Not all of us are prominent writers, theologians or scientists, but we can all express the most important act of hope in times of crisis: love toward our neighbors.  



During a plague outbreak in 1665 London, Cambridge University enacted social distancing by sending its students home — not unlike most of today’s universities’ response to the novel coronavirus. One Cambridge scholar used his God-given gifts at home, a time that would later be called his “year of wonders.”

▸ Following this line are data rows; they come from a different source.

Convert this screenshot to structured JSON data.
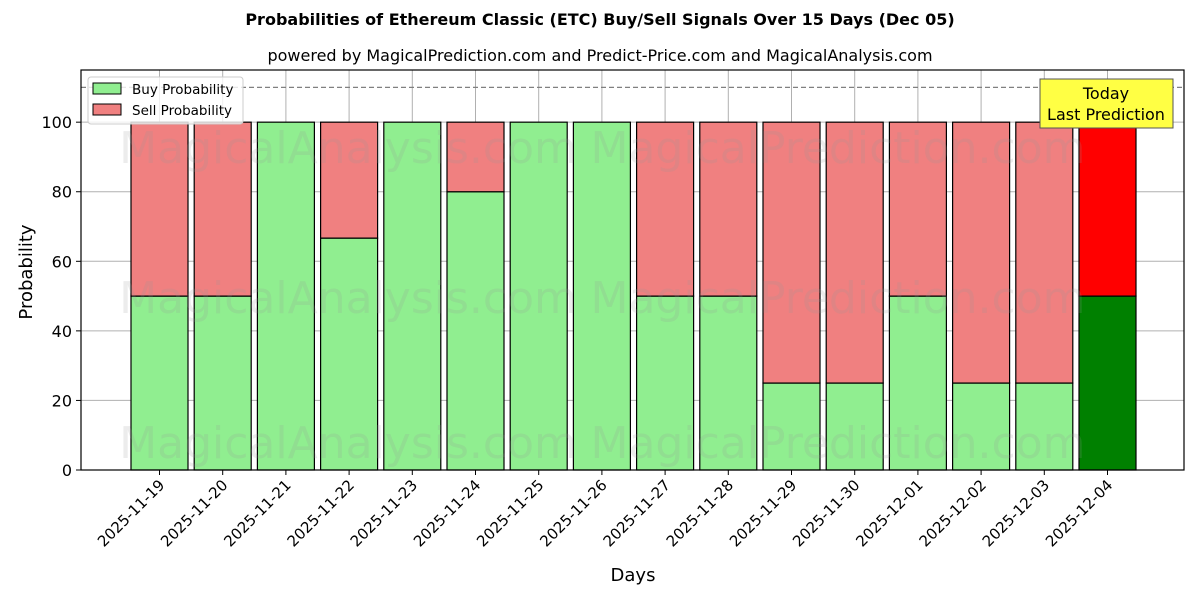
{
  "title": "Probabilities of Ethereum Classic (ETC) Buy/Sell Signals Over 15 Days (Dec 05)",
  "subtitle": "powered by MagicalPrediction.com and Predict-Price.com and MagicalAnalysis.com",
  "watermarks": [
    "MagicalAnalysis.com",
    "MagicalPrediction.com"
  ],
  "annotation": {
    "line1": "Today",
    "line2": "Last Prediction"
  },
  "colors": {
    "buy": "#90ee90",
    "sell": "#f08080",
    "today_buy": "#008000",
    "today_sell": "#ff0000",
    "annotation_bg": "#ffff44"
  },
  "chart_data": {
    "type": "bar",
    "stacked": true,
    "title": "Probabilities of Ethereum Classic (ETC) Buy/Sell Signals Over 15 Days (Dec 05)",
    "subtitle": "powered by MagicalPrediction.com and Predict-Price.com and MagicalAnalysis.com",
    "xlabel": "Days",
    "ylabel": "Probability",
    "ylim": [
      0,
      115
    ],
    "yticks": [
      0,
      20,
      40,
      60,
      80,
      100
    ],
    "reference_line": 110,
    "grid": true,
    "legend_position": "upper left",
    "categories": [
      "2025-11-19",
      "2025-11-20",
      "2025-11-21",
      "2025-11-22",
      "2025-11-23",
      "2025-11-24",
      "2025-11-25",
      "2025-11-26",
      "2025-11-27",
      "2025-11-28",
      "2025-11-29",
      "2025-11-30",
      "2025-12-01",
      "2025-12-02",
      "2025-12-03",
      "2025-12-04"
    ],
    "series": [
      {
        "name": "Buy Probability",
        "values": [
          50,
          50,
          100,
          66.67,
          100,
          80,
          100,
          100,
          50,
          50,
          25,
          25,
          50,
          25,
          25,
          50
        ]
      },
      {
        "name": "Sell Probability",
        "values": [
          50,
          50,
          0,
          33.33,
          0,
          20,
          0,
          0,
          50,
          50,
          75,
          75,
          50,
          75,
          75,
          50
        ]
      }
    ],
    "highlight_index": 15,
    "annotation": "Today\nLast Prediction"
  }
}
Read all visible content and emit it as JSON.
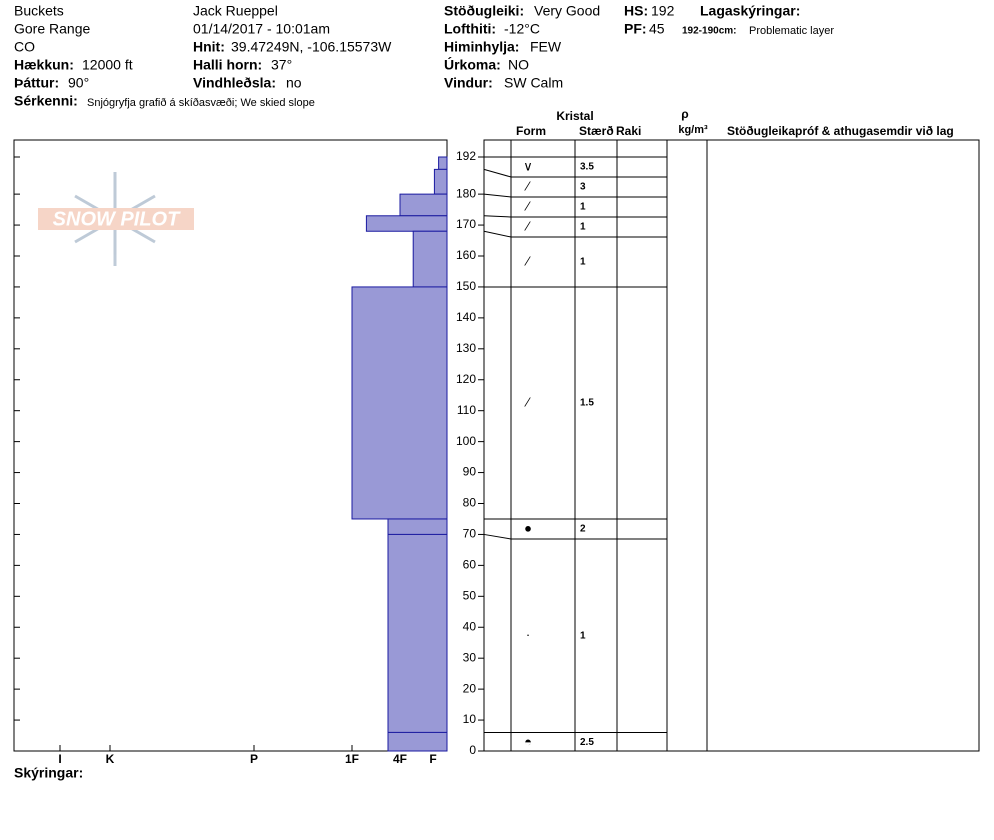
{
  "header": {
    "site": "Buckets",
    "range": "Gore Range",
    "state": "CO",
    "elevation_label": "Hækkun:",
    "elevation": "12000 ft",
    "aspect_label": "Þáttur:",
    "aspect": "90°",
    "features_label": "Sérkenni:",
    "features": "Snjógryfja grafið á skíðasvæði; We skied slope",
    "observer": "Jack Rueppel",
    "datetime": "01/14/2017 - 10:01am",
    "coords_label": "Hnit:",
    "coords": "39.47249N, -106.15573W",
    "slope_label": "Halli horn:",
    "slope": "37°",
    "wind_loading_label": "Vindhleðsla:",
    "wind_loading": "no",
    "stability_label": "Stöðugleiki:",
    "stability": "Very Good",
    "air_temp_label": "Lofthiti:",
    "air_temp": "-12°C",
    "sky_label": "Himinhylja:",
    "sky": "FEW",
    "precip_label": "Úrkoma:",
    "precip": "NO",
    "wind_label": "Vindur:",
    "wind": "SW Calm",
    "hs_label": "HS:",
    "hs": 192,
    "pf_label": "PF:",
    "pf": 45,
    "layer_notes_label": "Lagaskýringar:",
    "layer_note_range": "192-190cm:",
    "layer_note": "Problematic layer"
  },
  "logo": "SNOW PILOT",
  "table_headers": {
    "crystal": "Kristal",
    "form": "Form",
    "size": "Stærð",
    "moisture": "Raki",
    "rho": "ρ",
    "density_unit": "kg/m³",
    "tests": "Stöðugleikapróf & athugasemdir við lag"
  },
  "profile": {
    "ylim": [
      0,
      192
    ],
    "yticks": [
      0,
      10,
      20,
      30,
      40,
      50,
      60,
      70,
      80,
      90,
      100,
      110,
      120,
      130,
      140,
      150,
      160,
      170,
      180,
      192
    ],
    "hardness_ticks": [
      {
        "value": 6,
        "label": "I"
      },
      {
        "value": 5,
        "label": "K"
      },
      {
        "value": 4,
        "label": "P"
      },
      {
        "value": 3,
        "label": "1F"
      },
      {
        "value": 2,
        "label": "4F"
      },
      {
        "value": 1,
        "label": "F"
      }
    ],
    "color": "#9999d6",
    "layers": [
      {
        "top": 192,
        "bottom": 188,
        "hardness": 0.6,
        "form": "∨",
        "size": 3.5
      },
      {
        "top": 188,
        "bottom": 180,
        "hardness": 0.9,
        "form": "⁄",
        "size": 3
      },
      {
        "top": 180,
        "bottom": 173,
        "hardness": 2,
        "form": "⁄",
        "size": 1
      },
      {
        "top": 173,
        "bottom": 168,
        "hardness": 2.7,
        "form": "⁄",
        "size": 1
      },
      {
        "top": 168,
        "bottom": 150,
        "hardness": 1.6,
        "form": "⁄",
        "size": 1
      },
      {
        "top": 150,
        "bottom": 75,
        "hardness": 3,
        "form": "⁄",
        "size": 1.5
      },
      {
        "top": 75,
        "bottom": 70,
        "hardness": 2.25,
        "form": "●",
        "size": 2
      },
      {
        "top": 70,
        "bottom": 6,
        "hardness": 2.25,
        "form": "·",
        "size": 1
      },
      {
        "top": 6,
        "bottom": 0,
        "hardness": 2.25,
        "form": "◓",
        "size": 2.5
      }
    ]
  },
  "footer": "Skýringar:"
}
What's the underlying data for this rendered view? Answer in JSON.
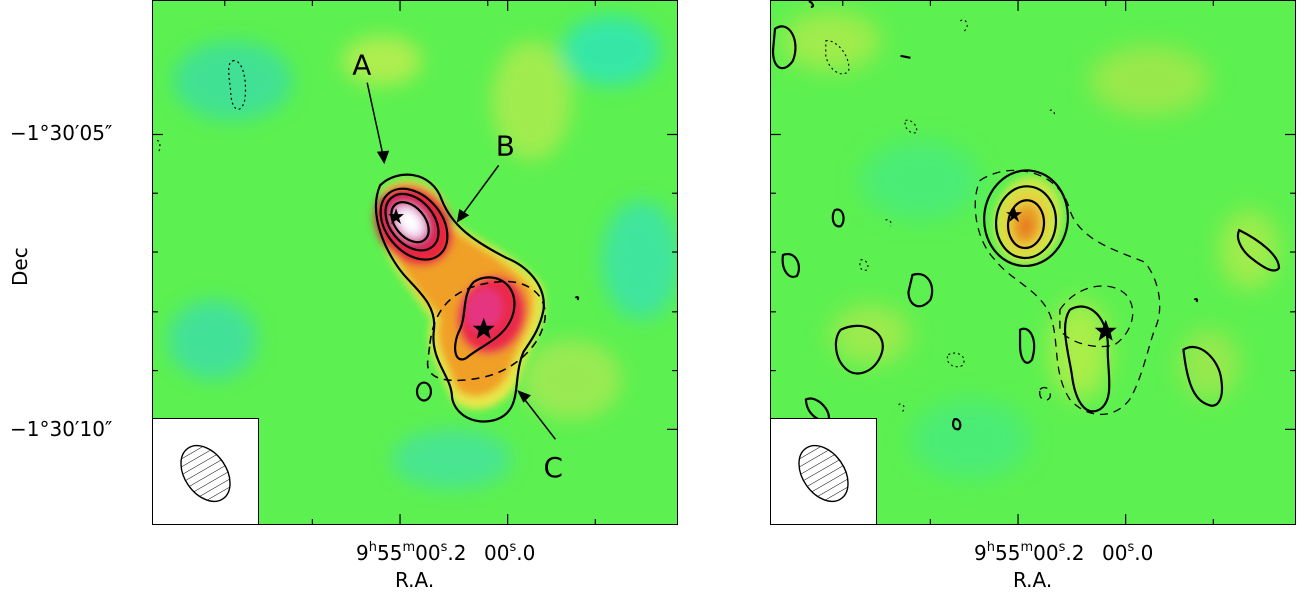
{
  "figure": {
    "yaxis": {
      "label": "Dec",
      "ticks": [
        "−1°30′05″",
        "−1°30′10″"
      ]
    },
    "xaxis": {
      "label": "R.A.",
      "ticks": [
        {
          "h": "9",
          "h_unit": "h",
          "m": "55",
          "m_unit": "m",
          "s_int": "00",
          "s_unit": "s",
          "s_frac": ".2"
        },
        {
          "s_int": "00",
          "s_unit": "s",
          "s_frac": ".0"
        }
      ]
    },
    "left_panel": {
      "annotations": [
        "A",
        "B",
        "C"
      ]
    },
    "colors": {
      "background": "#5cf050",
      "cyan": "#2ce8a8",
      "yellow": "#e8f04a",
      "orange": "#f0a020",
      "red": "#e8203c",
      "magenta": "#e0307a",
      "white": "#ffffff"
    }
  }
}
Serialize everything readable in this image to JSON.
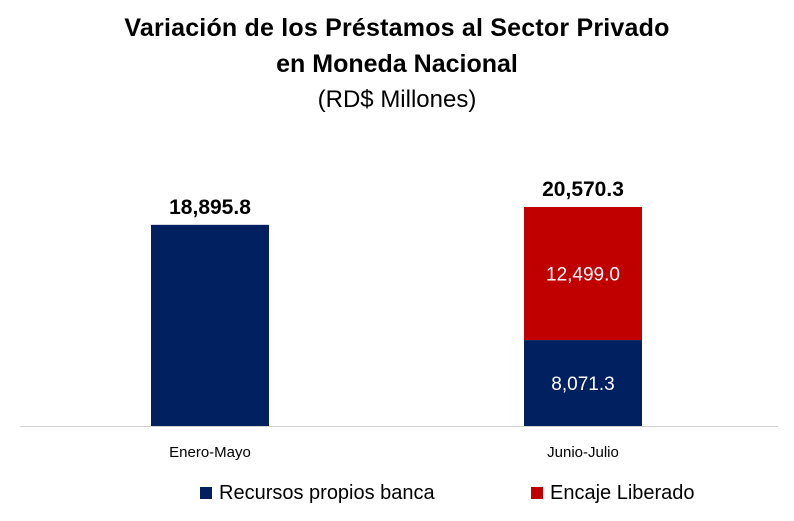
{
  "chart_data": {
    "type": "bar",
    "stacked": true,
    "title": "Variación de los Préstamos al Sector Privado",
    "title_line2": "en Moneda Nacional",
    "subtitle": "(RD$ Millones)",
    "categories": [
      "Enero-Mayo",
      "Junio-Julio"
    ],
    "series": [
      {
        "name": "Recursos propios banca",
        "color": "#002060",
        "values": [
          18895.8,
          8071.3
        ]
      },
      {
        "name": "Encaje Liberado",
        "color": "#C00000",
        "values": [
          null,
          12499.0
        ]
      }
    ],
    "data_labels": {
      "series": [
        [
          "",
          "8,071.3"
        ],
        [
          "",
          "12,499.0"
        ]
      ],
      "totals": [
        "18,895.8",
        "20,570.3"
      ]
    },
    "ylim": [
      0,
      20570.3
    ],
    "grid": false,
    "legend_position": "bottom"
  }
}
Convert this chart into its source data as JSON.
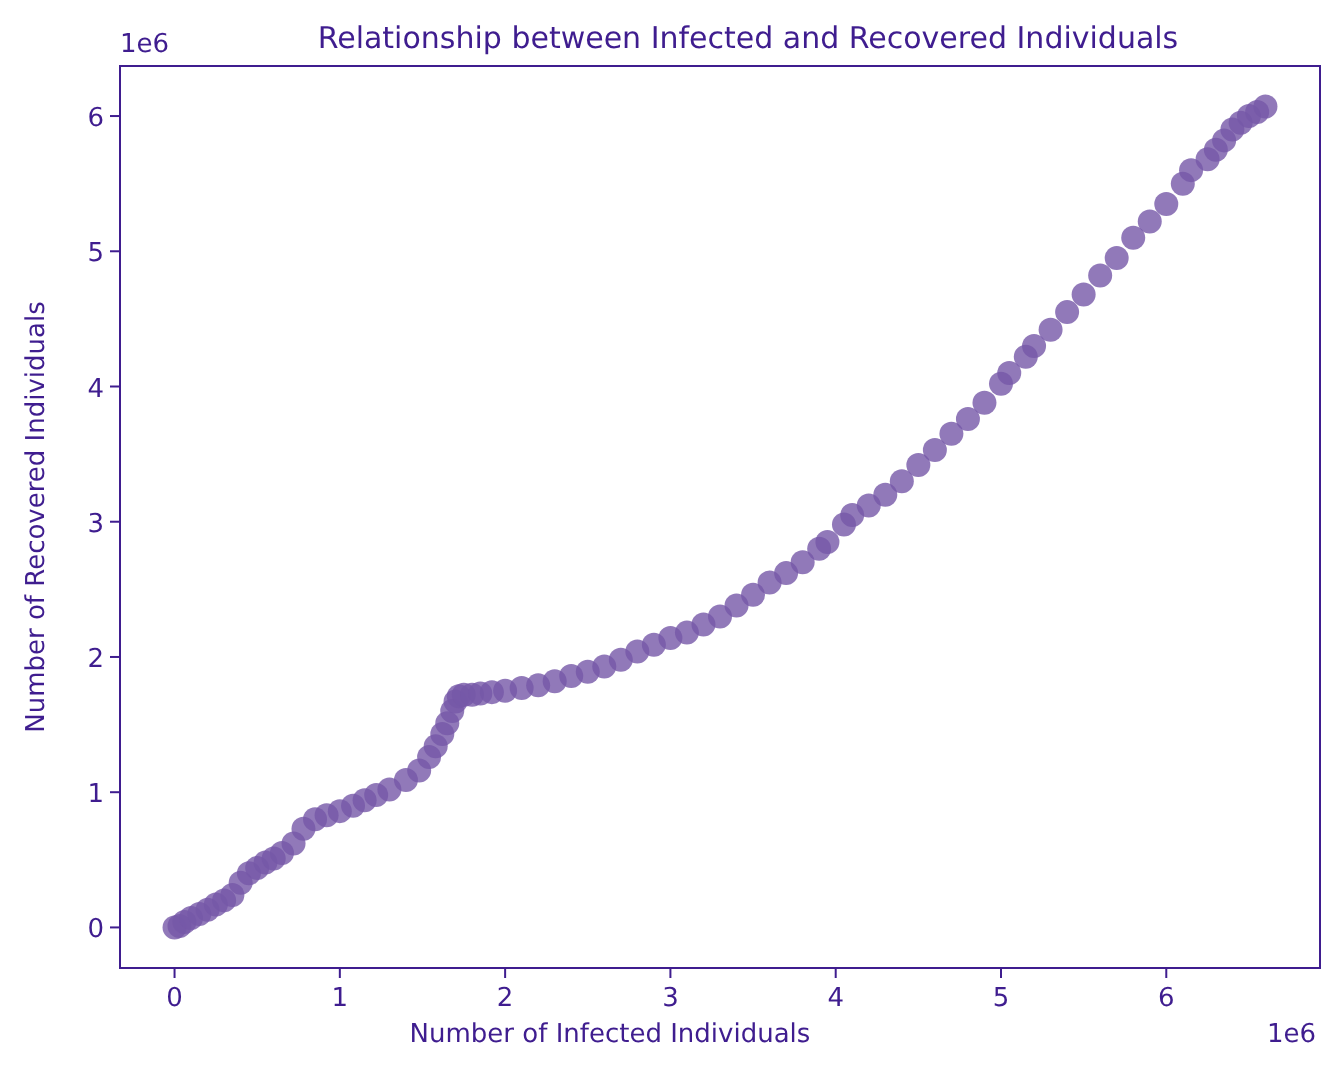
{
  "chart_data": {
    "type": "scatter",
    "title": "Relationship between Infected and Recovered Individuals",
    "xlabel": "Number of Infected Individuals",
    "ylabel": "Number of Recovered Individuals",
    "annotations": [
      "1e6",
      "1e6"
    ],
    "x": [
      0,
      0.03,
      0.06,
      0.1,
      0.15,
      0.2,
      0.25,
      0.3,
      0.35,
      0.4,
      0.45,
      0.5,
      0.55,
      0.6,
      0.65,
      0.72,
      0.78,
      0.85,
      0.92,
      1.0,
      1.08,
      1.15,
      1.22,
      1.3,
      1.4,
      1.48,
      1.54,
      1.58,
      1.62,
      1.65,
      1.68,
      1.7,
      1.72,
      1.75,
      1.8,
      1.85,
      1.92,
      2.0,
      2.1,
      2.2,
      2.3,
      2.4,
      2.5,
      2.6,
      2.7,
      2.8,
      2.9,
      3.0,
      3.1,
      3.2,
      3.3,
      3.4,
      3.5,
      3.6,
      3.7,
      3.8,
      3.9,
      3.95,
      4.05,
      4.1,
      4.2,
      4.3,
      4.4,
      4.5,
      4.6,
      4.7,
      4.8,
      4.9,
      5.0,
      5.05,
      5.15,
      5.2,
      5.3,
      5.4,
      5.5,
      5.6,
      5.7,
      5.8,
      5.9,
      6.0,
      6.1,
      6.15,
      6.25,
      6.3,
      6.35,
      6.4,
      6.45,
      6.5,
      6.55,
      6.6
    ],
    "series": [
      {
        "color": "#7657a8",
        "values": [
          0,
          0.01,
          0.04,
          0.07,
          0.1,
          0.13,
          0.17,
          0.2,
          0.24,
          0.33,
          0.4,
          0.44,
          0.48,
          0.51,
          0.55,
          0.62,
          0.73,
          0.8,
          0.83,
          0.86,
          0.9,
          0.94,
          0.98,
          1.02,
          1.09,
          1.16,
          1.26,
          1.34,
          1.43,
          1.51,
          1.6,
          1.67,
          1.71,
          1.72,
          1.72,
          1.73,
          1.74,
          1.75,
          1.77,
          1.79,
          1.82,
          1.86,
          1.89,
          1.93,
          1.98,
          2.04,
          2.09,
          2.14,
          2.18,
          2.24,
          2.3,
          2.38,
          2.46,
          2.55,
          2.62,
          2.7,
          2.8,
          2.85,
          2.98,
          3.05,
          3.12,
          3.2,
          3.3,
          3.42,
          3.53,
          3.65,
          3.76,
          3.88,
          4.02,
          4.1,
          4.22,
          4.3,
          4.42,
          4.55,
          4.68,
          4.82,
          4.95,
          5.1,
          5.22,
          5.35,
          5.5,
          5.6,
          5.68,
          5.75,
          5.82,
          5.9,
          5.95,
          6.0,
          6.03,
          6.07
        ]
      }
    ],
    "xlim": [
      -0.33,
      6.93
    ],
    "ylim": [
      -0.3,
      6.37
    ],
    "xticks": [
      0,
      1,
      2,
      3,
      4,
      5,
      6
    ],
    "yticks": [
      0,
      1,
      2,
      3,
      4,
      5,
      6
    ],
    "marker": "circle"
  }
}
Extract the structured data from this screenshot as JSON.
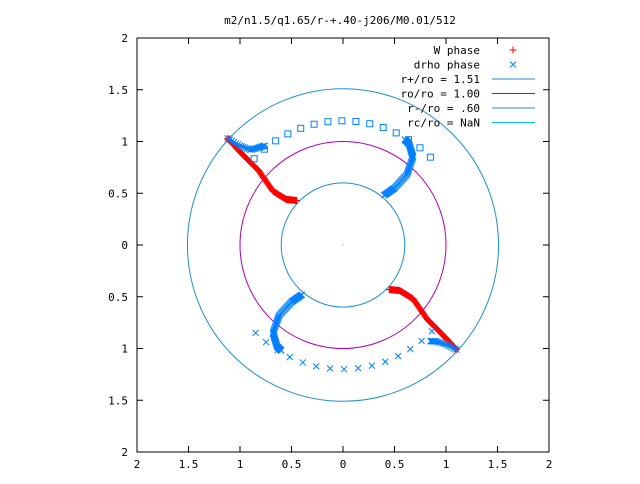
{
  "chart_data": {
    "type": "scatter",
    "title": "m2/n1.5/q1.65/r-+.40-j206/M0.01/512",
    "xlim": [
      -2,
      2
    ],
    "ylim": [
      -2,
      2
    ],
    "x_ticks": [
      -2,
      -1.5,
      -1,
      -0.5,
      0,
      0.5,
      1,
      1.5,
      2
    ],
    "y_ticks": [
      -2,
      -1.5,
      -1,
      -0.5,
      0,
      0.5,
      1,
      1.5,
      2
    ],
    "x_tick_labels": [
      "2",
      "1.5",
      "1",
      "0.5",
      "0",
      "0.5",
      "1",
      "1.5",
      "2"
    ],
    "y_tick_labels": [
      "2",
      "1.5",
      "1",
      "0.5",
      "0",
      "0.5",
      "1",
      "1.5",
      "2"
    ],
    "grid": false,
    "legend_position": "top-right",
    "colors": {
      "w_phase": "#ff0000",
      "drho_phase": "#0080ff",
      "r_plus": "#1f8fcf",
      "ro": "#b000b0",
      "r_minus": "#1f8fcf",
      "rc": "#00c0ff"
    },
    "legend": [
      {
        "label": "W phase",
        "kind": "plus",
        "color": "#ff0000"
      },
      {
        "label": "drho phase",
        "kind": "cross",
        "color": "#0080ff"
      },
      {
        "label": "r+/ro = 1.51",
        "kind": "line",
        "color": "#1f8fcf"
      },
      {
        "label": "ro/ro = 1.00",
        "kind": "line",
        "color": "#b000b0"
      },
      {
        "label": "r-/ro = .60",
        "kind": "line",
        "color": "#1f8fcf"
      },
      {
        "label": "rc/ro = NaN",
        "kind": "line",
        "color": "#00c0ff"
      }
    ],
    "circles": [
      {
        "name": "r+/ro",
        "radius": 1.51,
        "color": "#1f8fcf"
      },
      {
        "name": "ro/ro",
        "radius": 1.0,
        "color": "#b000b0"
      },
      {
        "name": "r-/ro",
        "radius": 0.6,
        "color": "#1f8fcf"
      }
    ],
    "w_phase_branches": [
      {
        "rmin": 0.6,
        "rmax": 1.51,
        "theta_start_deg": 45,
        "theta_end_deg": 137,
        "stretch": 3.0
      },
      {
        "rmin": 0.6,
        "rmax": 1.51,
        "theta_start_deg": -45,
        "theta_end_deg": -43,
        "stretch": 3.0
      }
    ],
    "drho_phase_branches": [
      {
        "rmin": 0.6,
        "rmax": 1.51,
        "theta_start_deg": 225,
        "theta_end_deg": 317,
        "stretch": 3.0
      }
    ],
    "drho_square_arc": {
      "radius": 1.2,
      "theta_start_deg": 45,
      "theta_end_deg": 137
    }
  }
}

That scholar? A young Isaac Newton.

Newton’s time of quarantine brought forth revolutionary discoveries in calculus, laws of gravity and motion, and optic theory. Marveling at God’s creation and inspiration, he would later write about his findings on motion and gravitation in "Mathematical Principles of Natural Philosophy": “This most beautiful System of the Sun, Planets, and Comets, could proceed only from the counsel and dominion of an intelligent and powerful Being …This Being governs all things, not as the soul of the world, but as Lord over all.”

Over the years, many have used their God-given intelligence to address diseases. Known as “the father of bacteriology,” Catholic scientist Louis Pasteur would develop vaccines for rabies, diphtheria and anthrax to name a few. 

Best known today for his process to remove bacteria from milk (known as “pasteurization”), Pasteur was unapologetic about his faith: “The more I study nature, the more I stand amazed at the works of the Creator. I pray while I am engaged in my work in the laboratory.”



Time after time historians have documented Christian men and women doing their best work in periods of uncertainty and suffering for the life of the world and the glory of God.